Drs. Thomas Lehner and Mary Ann Chiasson conducted a cross-sectional HIV serosurvey at a New York-based sexually transmitted disease clinic between 1988 and 1993. The findings of their study, which primarily relate to African American and Hispanic patients, appear in the February 1st issue of the American Journal of Epidemiology.
Of the 3,069 male subjects, 415 reported having sex with men. However, the physicians also found that of these 415 men, only 13% were classified as "homosexual," which was defined as having sex with men exclusively.
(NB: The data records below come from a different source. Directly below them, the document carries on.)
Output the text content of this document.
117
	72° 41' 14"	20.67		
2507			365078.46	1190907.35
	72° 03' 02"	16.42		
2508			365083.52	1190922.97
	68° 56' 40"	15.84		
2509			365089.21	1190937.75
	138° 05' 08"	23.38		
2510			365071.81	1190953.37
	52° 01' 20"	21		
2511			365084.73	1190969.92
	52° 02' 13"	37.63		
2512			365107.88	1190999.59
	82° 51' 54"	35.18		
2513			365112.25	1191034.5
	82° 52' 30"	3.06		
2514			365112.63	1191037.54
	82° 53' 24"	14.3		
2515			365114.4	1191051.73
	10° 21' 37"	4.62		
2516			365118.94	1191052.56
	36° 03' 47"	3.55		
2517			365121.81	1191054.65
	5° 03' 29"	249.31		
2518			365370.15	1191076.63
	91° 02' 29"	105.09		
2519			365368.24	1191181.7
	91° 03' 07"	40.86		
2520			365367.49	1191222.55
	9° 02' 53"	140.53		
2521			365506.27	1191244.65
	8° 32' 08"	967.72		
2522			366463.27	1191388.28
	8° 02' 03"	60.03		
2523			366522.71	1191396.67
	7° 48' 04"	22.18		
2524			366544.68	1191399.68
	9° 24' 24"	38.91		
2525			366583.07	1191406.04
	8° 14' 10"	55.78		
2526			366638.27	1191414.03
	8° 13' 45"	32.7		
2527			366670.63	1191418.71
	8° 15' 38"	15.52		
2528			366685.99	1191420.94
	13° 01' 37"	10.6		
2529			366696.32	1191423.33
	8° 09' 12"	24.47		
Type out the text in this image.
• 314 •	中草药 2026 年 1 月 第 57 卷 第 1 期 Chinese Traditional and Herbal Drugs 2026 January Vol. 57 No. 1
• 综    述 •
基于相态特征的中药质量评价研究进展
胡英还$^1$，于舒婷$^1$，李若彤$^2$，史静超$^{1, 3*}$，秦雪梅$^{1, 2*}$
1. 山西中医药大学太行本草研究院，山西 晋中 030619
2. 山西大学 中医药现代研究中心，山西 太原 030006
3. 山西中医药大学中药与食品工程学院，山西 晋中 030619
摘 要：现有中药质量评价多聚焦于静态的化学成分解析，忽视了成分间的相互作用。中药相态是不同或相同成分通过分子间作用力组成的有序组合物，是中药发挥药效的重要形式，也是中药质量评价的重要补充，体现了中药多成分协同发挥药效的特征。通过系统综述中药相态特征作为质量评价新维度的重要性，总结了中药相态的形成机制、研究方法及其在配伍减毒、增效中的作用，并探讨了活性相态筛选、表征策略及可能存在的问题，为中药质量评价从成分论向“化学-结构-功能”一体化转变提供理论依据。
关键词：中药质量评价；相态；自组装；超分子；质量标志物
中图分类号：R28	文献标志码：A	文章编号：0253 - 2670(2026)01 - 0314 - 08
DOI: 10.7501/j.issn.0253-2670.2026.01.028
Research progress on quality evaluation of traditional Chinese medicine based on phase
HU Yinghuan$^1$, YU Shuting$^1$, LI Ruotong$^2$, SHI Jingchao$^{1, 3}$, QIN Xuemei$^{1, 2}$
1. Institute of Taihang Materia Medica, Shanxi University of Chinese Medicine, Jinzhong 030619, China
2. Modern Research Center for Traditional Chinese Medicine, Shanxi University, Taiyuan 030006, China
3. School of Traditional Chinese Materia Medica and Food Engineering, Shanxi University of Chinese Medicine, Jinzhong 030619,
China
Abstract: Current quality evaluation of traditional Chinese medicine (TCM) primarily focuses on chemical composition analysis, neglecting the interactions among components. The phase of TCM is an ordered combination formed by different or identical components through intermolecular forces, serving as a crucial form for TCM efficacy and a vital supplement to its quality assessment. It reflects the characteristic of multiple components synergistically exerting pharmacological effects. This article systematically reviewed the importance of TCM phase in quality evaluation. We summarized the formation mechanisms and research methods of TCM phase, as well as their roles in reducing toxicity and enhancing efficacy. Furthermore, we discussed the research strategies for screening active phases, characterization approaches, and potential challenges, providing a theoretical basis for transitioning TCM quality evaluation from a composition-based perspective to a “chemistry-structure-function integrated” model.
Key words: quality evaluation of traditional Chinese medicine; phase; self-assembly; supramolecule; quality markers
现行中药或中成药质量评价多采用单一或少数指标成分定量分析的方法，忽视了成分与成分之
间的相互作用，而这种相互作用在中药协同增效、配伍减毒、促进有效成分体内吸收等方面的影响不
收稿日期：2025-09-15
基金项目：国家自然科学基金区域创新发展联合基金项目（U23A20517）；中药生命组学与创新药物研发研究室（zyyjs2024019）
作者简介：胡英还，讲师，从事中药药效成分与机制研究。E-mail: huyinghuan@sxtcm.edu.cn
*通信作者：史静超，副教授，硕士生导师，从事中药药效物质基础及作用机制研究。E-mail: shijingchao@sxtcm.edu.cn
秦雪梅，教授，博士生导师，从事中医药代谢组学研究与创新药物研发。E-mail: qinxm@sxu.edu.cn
In addition, 35% were classified as "bisexual" and 52% were classified as "heterosexual."
"Although HIV-1 seroprevalence was highest among 'homosexual' men (70%)....it was also high among "bisexual" men (35%)," the researchers point out. In addition to having a high HIV prevalence, the bisexual men also reported infrequent condom use and a large number of male and females partners.
Based on these findings, the physicians suggest "...that HIV transmission from bisexual men to their female sexual partners plays a greater role in heterosexual transmission in African-American and Hispanic communities than was previously recognized." The findings also "...emphasize the need for HIV risk reduction counseling programs that forgo the paradigm of 'gay' versus 'straight' and instead take into account the cultural, ethnic, and behavioral diversity of these men and their sexual partners -- both male and female."